The manuscripts used for establishing the text are:
1- Yusuf Aga 5001
This manuscript of Mawaqi al Nujum, authored by Sadruddin Qunawi and enriched with samāʿ, stands as the optimal version. It holds the Shaykh's authentic signatures and a samaa. We've chosen this as our foundational text for our edition, despite roughly half of each page being significantly impaired by water damage.
2- Bayazet 3750
Bayazet 3750 stands as our second oldest manuscript. It explicitly indicates its lineage, being copied from a manuscript transcribed by a scribe who replicated it from a compilation derived from the original manuscript penned in 596 AH in Qurtaba. The copying date of this manuscript is Rabi al-Awwal 782 AH..
3- Shehit Ali 1431
Shehit Ali 1431 presents a comprehensive duplication, with every chapter title elegantly inscribed in red ink and sequentially numbered. The manuscript bears the date 676 AH, exuding a distinct clarity that characterizes early copies of Mawāqiʿ. Comprising 17 lines per page, the red headings provide an aesthetic touch. Notably, the poems are aligned to the left, mirroring the distinctive style of IA (presumably the author, Ibn Arabi), implying a direct replication from the original manuscript crafted by the author's own hand.
4- Majlis shora milli 594
Majlis shora milli 594 presents an exquisitely executed early rendition, distinguished by its red-titled headings. Notably labeled on folio 1a as originating from the writings of Shaykh al-Imām al-ʿĀlim al-ʿĀmil al-Zāhid al-Warʿ, the esteemed shaykh al-ʿĀrifīn and qudāt al-muḥaqqiqīn, MD AB M. b. ʿA b. M b. al-ʿA al-Ḥ al-Ṭ. The copy's date of transcription, Muḥarram 653H, is sourced from a version made in Damascus during Dhu’l-Hijja 606H. The only setback lies in its deficiency of at least 16 pages, a minor drawback to an otherwise remarkable manuscript..

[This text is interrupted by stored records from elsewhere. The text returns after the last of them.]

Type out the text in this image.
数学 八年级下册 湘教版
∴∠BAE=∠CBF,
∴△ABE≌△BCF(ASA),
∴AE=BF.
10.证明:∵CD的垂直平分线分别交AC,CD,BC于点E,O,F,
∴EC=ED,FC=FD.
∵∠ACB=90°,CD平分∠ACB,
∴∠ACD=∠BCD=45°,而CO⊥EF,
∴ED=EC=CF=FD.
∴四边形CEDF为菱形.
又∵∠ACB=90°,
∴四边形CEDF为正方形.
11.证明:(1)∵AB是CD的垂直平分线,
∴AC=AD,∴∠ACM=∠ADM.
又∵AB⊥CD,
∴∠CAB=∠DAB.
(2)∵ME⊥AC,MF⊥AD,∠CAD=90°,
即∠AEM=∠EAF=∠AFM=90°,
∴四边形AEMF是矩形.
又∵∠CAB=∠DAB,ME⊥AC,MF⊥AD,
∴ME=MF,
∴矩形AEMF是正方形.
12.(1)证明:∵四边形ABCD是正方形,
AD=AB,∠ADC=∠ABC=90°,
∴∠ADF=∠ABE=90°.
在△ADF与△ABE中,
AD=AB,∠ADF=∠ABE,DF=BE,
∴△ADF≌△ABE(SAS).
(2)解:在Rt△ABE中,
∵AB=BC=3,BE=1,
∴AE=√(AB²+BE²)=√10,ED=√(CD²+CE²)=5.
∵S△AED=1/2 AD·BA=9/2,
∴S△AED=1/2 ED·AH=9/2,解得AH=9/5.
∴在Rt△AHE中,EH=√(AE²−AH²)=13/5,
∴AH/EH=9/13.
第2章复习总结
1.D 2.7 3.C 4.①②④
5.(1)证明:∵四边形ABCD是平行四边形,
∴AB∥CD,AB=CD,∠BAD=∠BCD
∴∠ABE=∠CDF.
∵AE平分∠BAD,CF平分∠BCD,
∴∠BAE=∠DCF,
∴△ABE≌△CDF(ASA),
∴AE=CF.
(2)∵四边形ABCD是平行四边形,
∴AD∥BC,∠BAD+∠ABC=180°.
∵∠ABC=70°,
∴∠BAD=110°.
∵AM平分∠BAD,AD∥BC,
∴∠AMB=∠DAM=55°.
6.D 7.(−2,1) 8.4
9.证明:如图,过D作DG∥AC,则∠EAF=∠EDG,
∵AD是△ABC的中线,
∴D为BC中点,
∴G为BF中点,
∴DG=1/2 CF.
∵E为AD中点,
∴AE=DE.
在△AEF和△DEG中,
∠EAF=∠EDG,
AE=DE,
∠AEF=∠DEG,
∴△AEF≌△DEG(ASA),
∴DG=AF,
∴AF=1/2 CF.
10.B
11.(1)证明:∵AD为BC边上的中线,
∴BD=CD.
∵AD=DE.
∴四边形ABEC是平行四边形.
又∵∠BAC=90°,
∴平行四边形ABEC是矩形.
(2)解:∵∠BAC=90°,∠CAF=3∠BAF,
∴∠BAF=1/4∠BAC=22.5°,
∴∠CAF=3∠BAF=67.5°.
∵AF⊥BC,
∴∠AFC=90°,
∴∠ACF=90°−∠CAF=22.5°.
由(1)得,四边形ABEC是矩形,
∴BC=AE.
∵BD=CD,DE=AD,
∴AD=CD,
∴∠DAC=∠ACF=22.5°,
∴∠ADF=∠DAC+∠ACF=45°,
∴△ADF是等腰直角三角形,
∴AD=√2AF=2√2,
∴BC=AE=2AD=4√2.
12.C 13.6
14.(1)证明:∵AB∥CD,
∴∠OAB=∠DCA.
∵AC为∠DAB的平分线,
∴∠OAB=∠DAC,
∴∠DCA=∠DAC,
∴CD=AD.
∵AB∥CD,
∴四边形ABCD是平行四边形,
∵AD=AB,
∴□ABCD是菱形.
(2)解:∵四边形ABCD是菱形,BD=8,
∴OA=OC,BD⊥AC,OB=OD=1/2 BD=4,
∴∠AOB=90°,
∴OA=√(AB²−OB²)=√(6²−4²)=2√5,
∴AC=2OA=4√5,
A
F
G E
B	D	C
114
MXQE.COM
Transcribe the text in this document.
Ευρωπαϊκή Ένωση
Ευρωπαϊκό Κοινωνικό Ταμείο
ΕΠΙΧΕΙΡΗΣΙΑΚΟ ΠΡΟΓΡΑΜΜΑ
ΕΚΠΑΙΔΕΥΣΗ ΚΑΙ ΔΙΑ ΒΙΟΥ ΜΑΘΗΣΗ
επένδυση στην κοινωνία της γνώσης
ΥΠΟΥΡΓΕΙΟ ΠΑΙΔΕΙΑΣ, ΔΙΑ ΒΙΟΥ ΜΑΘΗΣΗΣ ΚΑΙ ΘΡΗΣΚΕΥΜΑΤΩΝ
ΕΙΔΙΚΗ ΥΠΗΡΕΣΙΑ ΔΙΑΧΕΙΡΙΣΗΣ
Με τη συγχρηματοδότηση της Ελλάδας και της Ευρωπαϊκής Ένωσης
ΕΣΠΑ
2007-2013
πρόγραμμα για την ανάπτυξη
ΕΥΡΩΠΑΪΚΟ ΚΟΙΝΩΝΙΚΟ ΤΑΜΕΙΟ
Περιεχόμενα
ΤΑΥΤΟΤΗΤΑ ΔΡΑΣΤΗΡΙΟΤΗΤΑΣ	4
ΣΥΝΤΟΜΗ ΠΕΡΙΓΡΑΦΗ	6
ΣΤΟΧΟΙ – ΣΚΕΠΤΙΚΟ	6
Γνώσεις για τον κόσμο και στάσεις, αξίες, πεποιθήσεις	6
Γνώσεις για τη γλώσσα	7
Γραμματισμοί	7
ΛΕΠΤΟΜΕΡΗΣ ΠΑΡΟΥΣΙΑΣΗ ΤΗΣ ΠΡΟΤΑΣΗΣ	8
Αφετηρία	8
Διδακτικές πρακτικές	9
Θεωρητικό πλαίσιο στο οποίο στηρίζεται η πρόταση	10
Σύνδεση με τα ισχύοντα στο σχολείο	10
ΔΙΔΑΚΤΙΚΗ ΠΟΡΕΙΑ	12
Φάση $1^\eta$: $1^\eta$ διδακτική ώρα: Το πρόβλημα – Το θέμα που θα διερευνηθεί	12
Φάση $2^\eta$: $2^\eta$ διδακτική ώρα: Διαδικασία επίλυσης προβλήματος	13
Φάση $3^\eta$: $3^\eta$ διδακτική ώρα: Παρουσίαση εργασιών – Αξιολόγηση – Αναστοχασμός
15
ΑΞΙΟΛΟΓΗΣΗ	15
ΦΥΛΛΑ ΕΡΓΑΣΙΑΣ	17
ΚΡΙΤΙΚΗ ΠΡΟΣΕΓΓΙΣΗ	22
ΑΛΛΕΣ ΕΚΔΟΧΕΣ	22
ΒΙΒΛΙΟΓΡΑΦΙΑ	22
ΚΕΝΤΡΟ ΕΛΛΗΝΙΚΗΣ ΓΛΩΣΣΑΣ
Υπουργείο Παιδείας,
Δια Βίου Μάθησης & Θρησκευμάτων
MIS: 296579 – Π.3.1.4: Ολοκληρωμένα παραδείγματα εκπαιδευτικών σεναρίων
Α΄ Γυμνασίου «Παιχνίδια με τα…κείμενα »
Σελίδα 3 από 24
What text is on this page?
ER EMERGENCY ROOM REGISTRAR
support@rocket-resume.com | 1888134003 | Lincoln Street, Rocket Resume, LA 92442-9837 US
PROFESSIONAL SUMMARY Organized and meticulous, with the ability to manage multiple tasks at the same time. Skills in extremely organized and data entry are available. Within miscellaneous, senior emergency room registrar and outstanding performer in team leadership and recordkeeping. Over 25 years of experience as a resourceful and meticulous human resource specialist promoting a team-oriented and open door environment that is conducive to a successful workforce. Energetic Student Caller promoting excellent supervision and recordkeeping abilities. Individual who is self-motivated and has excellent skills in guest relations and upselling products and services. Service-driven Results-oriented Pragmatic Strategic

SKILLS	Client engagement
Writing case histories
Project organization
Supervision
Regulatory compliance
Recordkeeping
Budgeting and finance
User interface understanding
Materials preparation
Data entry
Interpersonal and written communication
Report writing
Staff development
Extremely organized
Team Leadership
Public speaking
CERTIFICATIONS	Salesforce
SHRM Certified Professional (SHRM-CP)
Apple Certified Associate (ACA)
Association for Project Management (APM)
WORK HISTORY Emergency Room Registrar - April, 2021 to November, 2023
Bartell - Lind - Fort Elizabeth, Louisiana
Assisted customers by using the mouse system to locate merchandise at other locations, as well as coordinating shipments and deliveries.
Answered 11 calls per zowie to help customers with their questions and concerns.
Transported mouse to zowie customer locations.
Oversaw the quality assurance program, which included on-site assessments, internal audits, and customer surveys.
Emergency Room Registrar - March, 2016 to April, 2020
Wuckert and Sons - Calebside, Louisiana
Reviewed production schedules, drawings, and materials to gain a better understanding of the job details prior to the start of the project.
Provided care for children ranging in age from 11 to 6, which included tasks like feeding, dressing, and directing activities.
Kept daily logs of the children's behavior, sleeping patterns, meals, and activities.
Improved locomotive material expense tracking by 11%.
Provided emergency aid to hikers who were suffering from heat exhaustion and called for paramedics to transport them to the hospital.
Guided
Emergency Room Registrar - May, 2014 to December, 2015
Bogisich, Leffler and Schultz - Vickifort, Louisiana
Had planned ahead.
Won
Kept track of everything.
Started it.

5- Fakhr al-Din al-Khurasani
Fakhr al-Din al-Khurasani's compilation comprises over 60 pieces by Shaykh al-Akbar, meticulously transcribed in the year 814 by an ardent follower, Fakhr al-Din Khurasani, in Zubaid, Yemen. This comprehensive assembly holds immense significance, with certain works featuring annotations suggesting replication from the originals. Overall, we've recognized this compilation as a valuable assortment of Ibn al-Arabi's oeuvre, attesting to its quality and authenticity.
6- National Library of Pakistan
Hailing from the National Library of Pakistan, this manuscript of Mawaqi al Nujum emerges as a late copy originating from Hyderabad Deccan, India. Despite its tardy composition, it faithfully reproduces the contents of the book, drawing from a reputable source. The origin manuscript is attributed to 798 AH. In our current edition, we've categorized this manuscript as a second-class representation, acknowledging its significance and alignment with the overall compilation.